本研究采用下一代DNA测序技术，对千孔珊瑚（Acropora millepora）的转录编码DNA的大片段区域开展多态性扫描。 转录编码DNA即信使RNA（messenger RNA, mRNA），样本采集自大堡礁（Great Barrier Reef, GBR）三个热环境差异显著的生境：夏洛特公主湾的威尔基岛礁、磁岛的内利湾以及凯珀尔群岛的迈尔岛，共获取8个珊瑚群落样本。将每个种群的mRNA提取物混合后反转录为互补DNA（complementary DNA, cDNA），并由澳大利亚基因组研究中心（Australian Genome Research Facility）采用454焦磷酸测序技术完成测序。 该转录组包含超过50万条DNA序列，经组装得到55000个重叠群（contigs），其中超过11000个重叠群可比对至已知基因，对应8000个独特基因。
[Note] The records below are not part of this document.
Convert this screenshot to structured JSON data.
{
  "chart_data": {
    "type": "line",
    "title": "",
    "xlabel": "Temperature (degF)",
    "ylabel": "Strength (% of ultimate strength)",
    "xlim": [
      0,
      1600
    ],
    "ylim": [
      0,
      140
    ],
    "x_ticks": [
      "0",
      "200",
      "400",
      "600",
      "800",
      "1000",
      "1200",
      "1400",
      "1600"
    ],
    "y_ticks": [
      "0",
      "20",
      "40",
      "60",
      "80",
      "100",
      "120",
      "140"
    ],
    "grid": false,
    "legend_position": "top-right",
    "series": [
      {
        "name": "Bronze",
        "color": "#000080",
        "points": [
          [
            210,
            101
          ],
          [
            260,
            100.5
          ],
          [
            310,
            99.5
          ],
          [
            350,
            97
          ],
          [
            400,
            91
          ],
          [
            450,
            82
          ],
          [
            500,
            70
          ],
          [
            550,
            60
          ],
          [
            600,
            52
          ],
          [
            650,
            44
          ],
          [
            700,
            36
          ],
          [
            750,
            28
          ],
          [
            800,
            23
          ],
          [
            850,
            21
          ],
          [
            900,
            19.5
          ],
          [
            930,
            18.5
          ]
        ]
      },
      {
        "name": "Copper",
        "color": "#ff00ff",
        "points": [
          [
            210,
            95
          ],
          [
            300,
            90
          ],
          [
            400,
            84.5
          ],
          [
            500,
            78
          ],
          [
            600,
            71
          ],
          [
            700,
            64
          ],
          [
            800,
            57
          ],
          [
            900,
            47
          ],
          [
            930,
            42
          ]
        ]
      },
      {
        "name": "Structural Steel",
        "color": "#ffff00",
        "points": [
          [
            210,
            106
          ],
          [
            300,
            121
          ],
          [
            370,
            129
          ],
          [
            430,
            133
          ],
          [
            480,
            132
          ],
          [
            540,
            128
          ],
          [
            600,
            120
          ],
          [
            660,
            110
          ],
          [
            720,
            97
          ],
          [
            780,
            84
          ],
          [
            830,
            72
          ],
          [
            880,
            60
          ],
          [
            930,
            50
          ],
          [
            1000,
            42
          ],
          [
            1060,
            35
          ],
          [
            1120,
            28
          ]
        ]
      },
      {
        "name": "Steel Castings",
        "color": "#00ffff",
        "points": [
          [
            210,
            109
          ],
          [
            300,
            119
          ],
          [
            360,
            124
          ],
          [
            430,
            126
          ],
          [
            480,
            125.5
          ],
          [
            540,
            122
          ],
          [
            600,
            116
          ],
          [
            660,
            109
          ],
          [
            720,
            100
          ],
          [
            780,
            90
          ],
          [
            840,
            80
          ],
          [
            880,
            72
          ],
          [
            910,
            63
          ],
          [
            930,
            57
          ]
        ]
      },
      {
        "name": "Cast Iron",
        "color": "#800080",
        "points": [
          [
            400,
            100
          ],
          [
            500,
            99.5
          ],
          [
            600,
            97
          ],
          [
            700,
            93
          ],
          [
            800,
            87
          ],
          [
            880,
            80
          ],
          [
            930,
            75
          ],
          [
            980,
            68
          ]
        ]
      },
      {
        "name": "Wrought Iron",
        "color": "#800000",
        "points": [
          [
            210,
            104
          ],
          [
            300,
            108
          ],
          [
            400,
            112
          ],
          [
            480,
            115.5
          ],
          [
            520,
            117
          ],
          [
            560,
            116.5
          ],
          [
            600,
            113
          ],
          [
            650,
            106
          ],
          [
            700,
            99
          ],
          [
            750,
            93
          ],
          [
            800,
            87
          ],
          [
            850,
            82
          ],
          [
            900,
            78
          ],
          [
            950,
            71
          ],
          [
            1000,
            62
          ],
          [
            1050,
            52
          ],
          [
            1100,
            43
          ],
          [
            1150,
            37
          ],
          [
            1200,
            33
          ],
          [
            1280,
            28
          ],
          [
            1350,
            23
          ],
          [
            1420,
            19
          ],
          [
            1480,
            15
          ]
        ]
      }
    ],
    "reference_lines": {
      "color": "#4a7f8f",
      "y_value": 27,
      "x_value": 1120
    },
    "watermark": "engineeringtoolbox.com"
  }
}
研究构建了包含近9万个单核苷酸多态性（Single Nucleotide Polymorphisms, SNPs，即基因变异）的数据库。 本研究对16个基因的26个SNP位点进行分析，最终筛选出15个基因各1个SNP位点，适用于大规模基因分型，并开发了配套的基因分型检测方法。研究人员对大堡礁全境17个礁区的20个个体进行基因分型，其中15个位点中有4个呈现出明确的地理分布模式。 研究测定了每个SNP位点的四种核苷酸（A、T、C、G）的相对频率。本研究的核心目标为：探究基因编码区的变异特征及其沿大堡礁温度梯度的频率分布规律，以期将此类基因作为标记物，绘制大堡礁区域的热耐受能力图谱。具体研究方向包括：1. 描述可能参与热应激响应的基因的DNA序列；2. 阐释珊瑚宿主中的基因变异及其潜在功能；3. 绘制大堡礁特定区域内上述基因的等位基因频率分布。 本次研究涉及的礁区包括：博尔顿礁、考尔德岛、达利礁、艾米莉礁、戈布尔礁、高岛、霍尔本岛、奈特岛、北凯珀尔礁、20-344号礁、21-121号礁、罗斯礁、萨德伯里礁（I和II区）、西南佩卢罗斯礁、威尔基岛、华莱士岛。 本次筛选的15个基因包括：精氨酸激酶、βγ晶状体蛋白、包被蛋白复合体、补体成分C3全长、铁蛋白、半乳凝素、功能未知基因、热休克蛋白60（Hsp60）、X2号配体、锰超氧化物歧化酶、硫氧还蛋白、转录因子1_1、转录因子1_5、泛素样蛋白。 附图展示了其中一个基因的分布情况。